MTMC is certainly authorized to make changes in the method used to calculate mileage distances for purposes of implementing its programs. Moreover, MTMCs goal of consolidating multiple distance calculation sources seems reasonable from an efficiency standpoint. Complying with the RFA does not mean that MTMC must yield any of its authority or abandon any of its goals. Instead, the RFA requires agencies to take a careful look at their regulations and determine whether small businesses will be impacted. If this initial look reveals that a substantial number of small businesses will be significantly impacted, then a more thorough analysis is required. The RFA requires agencies to analyze less burdensome alternatives, among other things. This analysis may even reveal that the proposed alternative is in fact the best alternative.
That said, the Office of Advocacy takes issue with several of the assertions contained in MTMCs letter:
"In our view, the FPPA does not stand for the proposition that every statement on procurement policy or procedure is a "rule" within the meaning of the APA."
It is true that every statement may not be a rule, but the APA does not exempt any form of agency action from falling under the general title of a "rule." Whether or not something is a rule has to do more with whether the rights and interest of the regulated community will be substantially altered than with the terminology/title used by an agency to describe a change in policy.
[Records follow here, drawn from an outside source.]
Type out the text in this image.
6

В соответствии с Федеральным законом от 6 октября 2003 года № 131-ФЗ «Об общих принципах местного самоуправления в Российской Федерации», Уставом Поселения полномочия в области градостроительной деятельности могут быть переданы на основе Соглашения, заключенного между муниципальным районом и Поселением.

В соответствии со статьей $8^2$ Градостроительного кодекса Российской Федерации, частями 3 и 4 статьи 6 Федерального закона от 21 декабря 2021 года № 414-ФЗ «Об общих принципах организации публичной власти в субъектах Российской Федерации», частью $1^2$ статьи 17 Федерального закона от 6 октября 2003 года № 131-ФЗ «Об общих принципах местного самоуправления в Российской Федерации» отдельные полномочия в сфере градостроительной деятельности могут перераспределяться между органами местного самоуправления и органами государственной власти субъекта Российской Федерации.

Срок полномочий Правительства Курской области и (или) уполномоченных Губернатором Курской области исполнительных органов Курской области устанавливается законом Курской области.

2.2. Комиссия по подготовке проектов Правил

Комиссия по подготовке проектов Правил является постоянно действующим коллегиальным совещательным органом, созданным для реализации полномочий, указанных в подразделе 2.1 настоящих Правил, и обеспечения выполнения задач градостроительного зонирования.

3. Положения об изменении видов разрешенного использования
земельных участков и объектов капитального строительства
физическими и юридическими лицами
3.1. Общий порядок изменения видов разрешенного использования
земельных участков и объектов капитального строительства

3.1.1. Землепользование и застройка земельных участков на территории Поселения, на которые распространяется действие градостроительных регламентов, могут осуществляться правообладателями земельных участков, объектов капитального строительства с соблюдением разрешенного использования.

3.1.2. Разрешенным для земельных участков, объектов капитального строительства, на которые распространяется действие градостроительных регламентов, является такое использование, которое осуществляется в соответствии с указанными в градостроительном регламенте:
It may be instructive in this instance to consider the 1979 Fifth Circuit case of Brown Express, Inc. v. United States, 607 F.2d 695. The court said that the rule under consideration would not fall within the exception to the notice and comment requirement (of the APA) because it constitutes a departure from existing practice which has a significant impact on those regulated.(1)
"Indeed, we can find no court decisions or legislative history to suggest that an IRFA is required whenever notice and comment are mandated by 41 U.S.C. 418b." In fact, there probably never will be any case law to that effect. IRFAs are not required as a matter of law (even when the APA applies) simply because notice and comment are mandated. Most rules do not require the preparation of an IRFA. The only time an IRFA is required is when an agency determines, based on a preliminary regulatory flexibility analysis, that a particular rule will have a significant economic impact on a substantial number of small entities.
"Recent cases involving proposed MTMC procurement policy changes have made clear that the FPPA, and not the APA, is the controlling statute for notice and comment requirements." What needs to be emphasized here is that the RFA applies in certain instances even when the Administrative Procedure Act does not. As outlined in our previous correspondence to your office, since notice and comment is required under the Federal Procurement Policy Act (FPPA), 41 U.S.C. 418(b), then the RFA applies(2) The case law provided in your letter merely asserts a proposition that we do not disputethat the APA does not apply when a statutory exception (e.g., contracts, benefits, grants, etc.) exists.
We urge MTMC to continue its outreach to he industrybetter dialogue makes better regulations. MTMC seems to have taken into consideration a number of alternatives to reduce the burden on small entities; however, these alternatives should be memorialized in the form of an IRFA and submitted for public comment pursuant to the RFA. In other words, MTMC has already done most of the work, the agency only needs to formalize its efforts.
Again, we thank you for your attention to these matters. Please do not hesitate to contact us at 202-205-6533 if you have any questions.
Sincerely,
Jere W. Glover
Chief Counsel for Advocacy
Shawne Carter McGibbon
Asst. Chief Counsel for Advocacy
ENDNOTES
1. See also, United States Department of Labor v. Kast Metals Corporation, 744 F.2d 1145 (5th Cir. 1984).
2. See 5 U.S.C. § 601(2), "the term rule means any rule for which the agency publishes a general notice of proposed rulemaking pursuant to section 553(3) of this title, or any other law . . ." (emphasis added).